The Minister for the Environment said the proposed ban would include peat briquettes if the products had more than a ten micrograms per hour emission rate
Smoky fuel ban could extend to peat briquettes - Eamon Ryan

Muireann Duffy

Minister for the Environment Eamon Ryan has said peat briquettes may be included in the Government's proposed ban on smoky fuels if they are found to be over the excess pollution threshold.

As reported by the Irish Examiner, the Green Party leader made the comments in the Dáil on Thursday, clarifying that turf may not be the only product to be impacted by the ban, which is expected to be in force next September.

The ban aims to reduce the use of smoky fuels, such as turf and smoky coal, due to the high emissions they produce and their impact on people's health.

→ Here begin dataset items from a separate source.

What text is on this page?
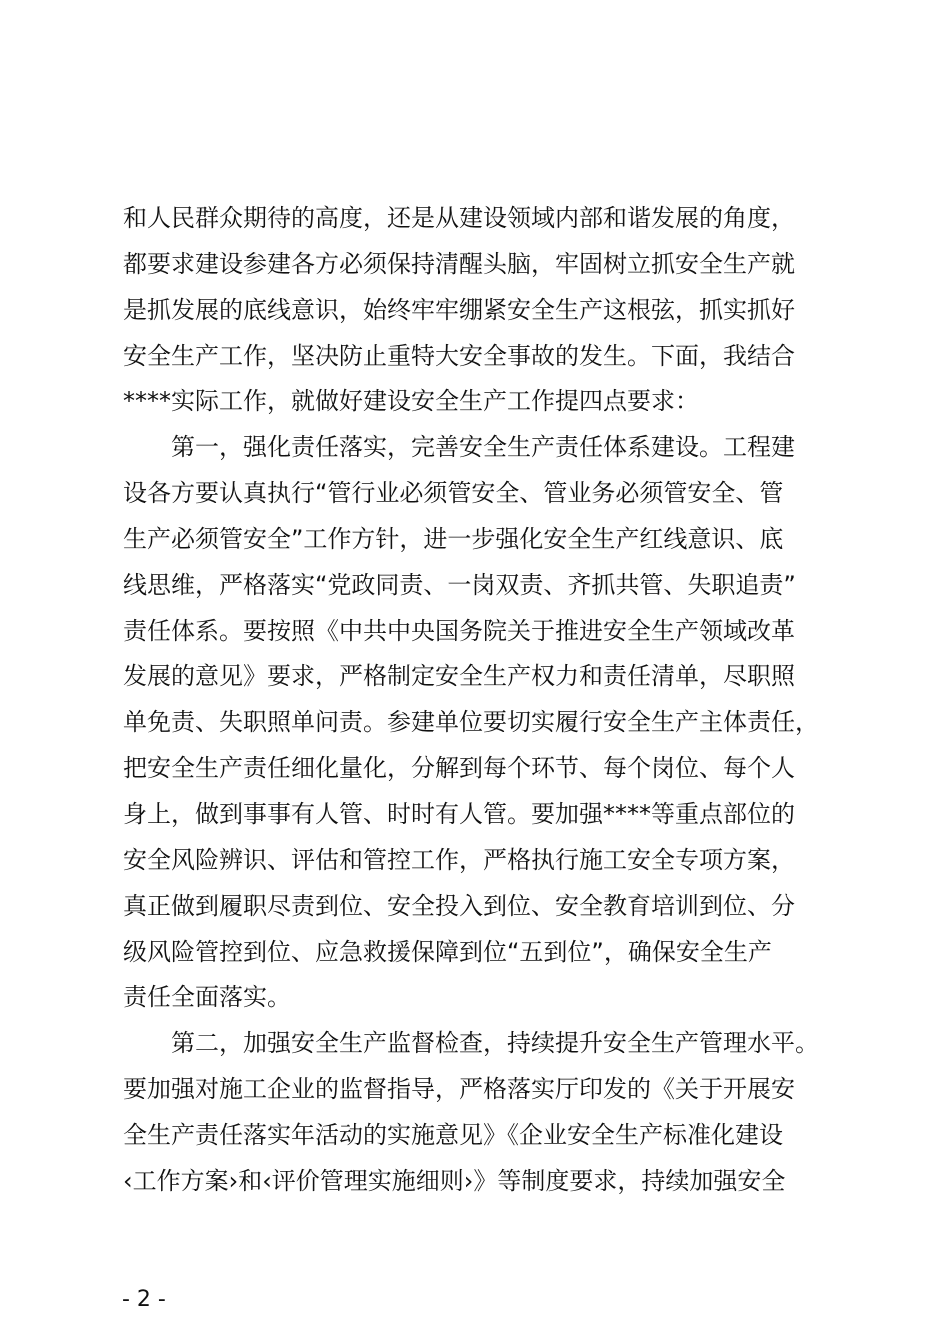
和人民群众期待的高度，还是从建设领域内部和谐发展的角度，
都要求建设参建各方必须保持清醒头脑，牢固树立抓安全生产就
是抓发展的底线意识，始终牢牢绷紧安全生产这根弦，抓实抓好
安全生产工作，坚决防止重特大安全事故的发生。下面，我结合
****实际工作，就做好建设安全生产工作提四点要求：
第一，强化责任落实，完善安全生产责任体系建设。工程建
设各方要认真执行“管行业必须管安全、管业务必须管安全、管
生产必须管安全”工作方针，进一步强化安全生产红线意识、底
线思维，严格落实“党政同责、一岗双责、齐抓共管、失职追责”
责任体系。要按照《中共中央国务院关于推进安全生产领域改革
发展的意见》要求，严格制定安全生产权力和责任清单，尽职照
单免责、失职照单问责。参建单位要切实履行安全生产主体责任，
把安全生产责任细化量化，分解到每个环节、每个岗位、每个人
身上，做到事事有人管、时时有人管。要加强****等重点部位的
安全风险辨识、评估和管控工作，严格执行施工安全专项方案，
真正做到履职尽责到位、安全投入到位、安全教育培训到位、分
级风险管控到位、应急救援保障到位“五到位”，确保安全生产
责任全面落实。
第二，加强安全生产监督检查，持续提升安全生产管理水平。
要加强对施工企业的监督指导，严格落实厅印发的《关于开展安
全生产责任落实年活动的实施意见》《企业安全生产标准化建设
‹工作方案›和‹评价管理实施细则›》等制度要求，持续加强安全
- 2 -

However, following widespread criticism, including from its own backbench TDs, the Government agreed to allow turf to be used and sold on a local basis, recognising arrangements such as turbary rights in many rural areas.

On the health implications of smoky fuels, Mr Ryan said: "We don't want to go through another winter, particularly if it is a cold winter, where people are dying unnecessarily."

He added they will be looking to ensure peat briquettes fall below the 10 micrograms of pollution per hour rate, with the products being included in the ban if they fail to do so.

Bord na Móna previously said its briquettes will comply with this threshold, and a spokesperson for Mr Ryan clarified after the Dáil debate that the Government does not expect briquettes to be banned from September.

Mr Ryan said the matter has been brought to the EU for consultation, where the draft regulations will be examined.